Unreal Engine Game Optimization
Unreal Engine Game Optimization

Unreal Engine Game Optimization

Unreal Engine tools that solve challenges

Unreal Engine performance optimization refers to the process of fine-turning games built on the Unreal Engine to achieve optimal performance across various hardware configurations.

Image Resolution

Unreal Engine tools excel at addressing challenges related to image resolution. They offer advanced techniques for handling texture compression, mipmapping, and LOD systems. These tools empower developers to strike a balance between visual fidelity and performance, enabling games to run smoothly on a range of hardware configurations.

Levels of Detail

LODs are essential for managing the complexity of 3D models and optimizing performance. Unreal Engine provides robust LOD creation tools, allowing developers to generate simplified versions of assets at different distances. This ensures that high-polygon models are replaced with low-polygon versions when viewed from a distance, reducing the strain on system resources without sacrificing visual quality.

Proxy Geometry Tool

The Proxy Geometry tool is invaluable for optimizing scenes with large amounts of detailed geometry. It allows developers to replace high-polygon assets with simplified versions, reducing memory usage and improving rendering performance. This tool is particularly useful for open-world environments or games with vast landscapes.

Lighting and Shadowing

Lighting and shadowing play a pivotal role in creating immersive environments. Unreal Engine provides a host of tools to optimize lighting and shadowing effects, such as dynamic shadow resolution adjustment, precomputed lighting, and efficient light-backing solutions. These tools ensure that games maintain visual quality while maximizing performance.

Miscellaneous Effects

Unreal Engine also caters to optimizing various miscellaneous effects that enhance the game’s aesthetics. Tools are available for optimizing particle systems, post-processing effects, and material shaders, enabling developers to strike the perfect balance between visual impact and performance efficiency.

Unreal Engine Game Optimization Techniques

When it comes to your Unreal Engine game, blind optimization should be avoided.
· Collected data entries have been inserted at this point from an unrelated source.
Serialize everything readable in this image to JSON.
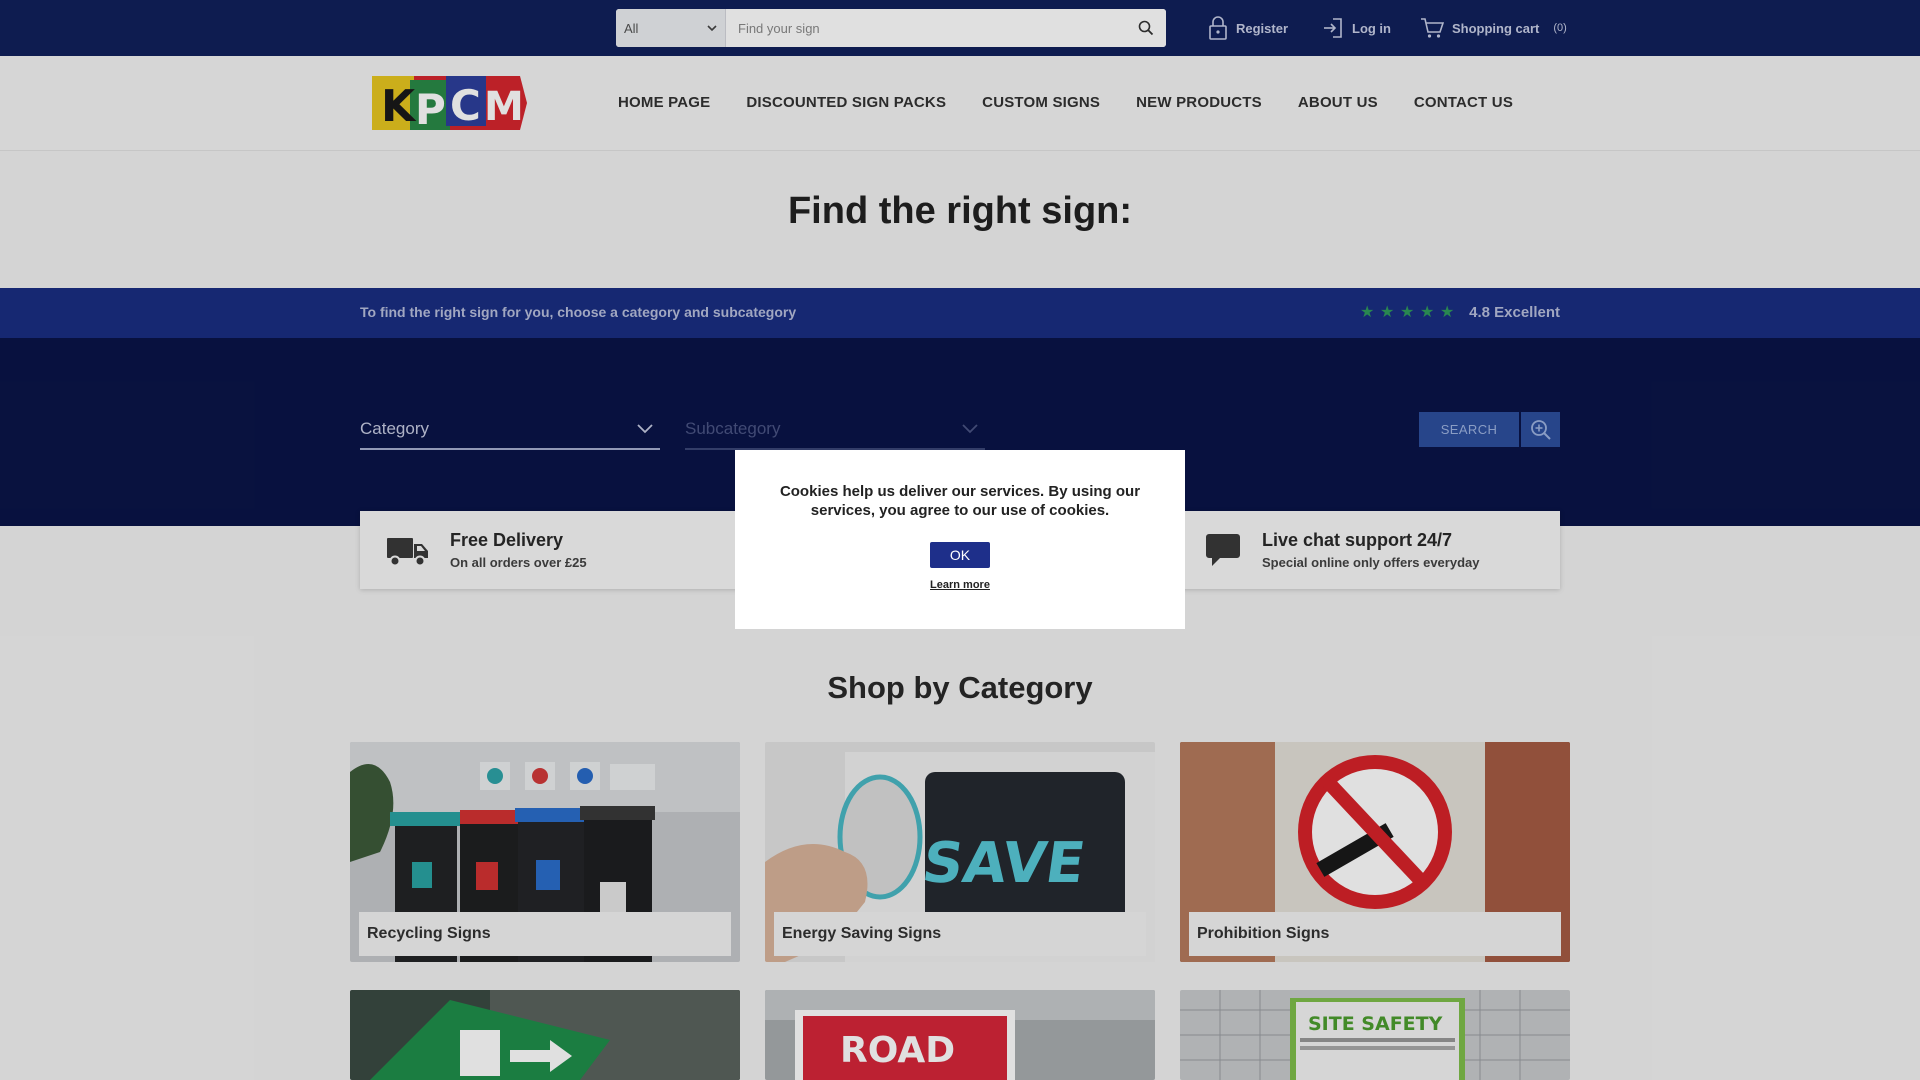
{
  "topbar": {
    "search_select_value": "All",
    "search_placeholder": "Find your sign",
    "register_label": "Register",
    "login_label": "Log in",
    "cart_label": "Shopping cart",
    "cart_count": "(0)"
  },
  "header": {
    "logo_text": "KPCM",
    "nav": [
      "HOME PAGE",
      "DISCOUNTED SIGN PACKS",
      "CUSTOM SIGNS",
      "NEW PRODUCTS",
      "ABOUT US",
      "CONTACT US"
    ]
  },
  "finder": {
    "title": "Find the right sign:",
    "instructions": "To find the right sign for you, choose a category and subcategory",
    "rating_text": "4.8 Excellent",
    "rating_stars": 5,
    "category_label": "Category",
    "subcategory_label": "Subcategory",
    "search_button": "SEARCH"
  },
  "features": [
    {
      "title": "Free Delivery",
      "subtitle": "On all orders over £25"
    },
    {
      "title": "Live chat support 24/7",
      "subtitle": "Special online only offers everyday"
    }
  ],
  "shop": {
    "title": "Shop by Category",
    "categories": [
      "Recycling Signs",
      "Energy Saving Signs",
      "Prohibition Signs"
    ],
    "partial_images": {
      "road": "ROAD",
      "site": "SITE SAFETY"
    }
  },
  "cookie": {
    "message": "Cookies help us deliver our services. By using our services, you agree to our use of cookies.",
    "ok_label": "OK",
    "learn_more": "Learn more"
  },
  "colors": {
    "topbar": "#10205c",
    "strip": "#1a2e82",
    "finder": "#0a1448",
    "button": "#1e2f8a",
    "star": "#2f9a5c"
  }
}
Identifying the bottleneck in your project is essential to achieve meaningful performance gains effectively. With the Game Thread, Render Thread, and GPU operating asynchronously, understanding which component is causing performance limitations is crucial.

Unreal Insights assist developers to identify bottlenecks to optimize applications for better performance.

Finding the Bottleneck

Measuring and identifying the bottleneck is a crucial first step. Unreal Engine provides tools to assist in this task. Unreal Insights, a flagship profiling tool, offers detailed insights into various aspects of your game’s performance, including CPU, GPU, memory, file loading, and threading. By using commands like “stat unitgraph” and “stat detailed”, you can gather valuable information to identify the performance bottleneck.

Unreal Insights

Unreal Insights is a powerful profiling tool available in Unreal Engine 4 and continuously improving in version 5.0. It provides advanced memory profiling and offers detailed insights into frame timings, CPU/GPU usage, memory consumption, file loading, and threading. This tool allows you to drill down into specific frames or sessions, enabling deep analysis of performance bottlenecks.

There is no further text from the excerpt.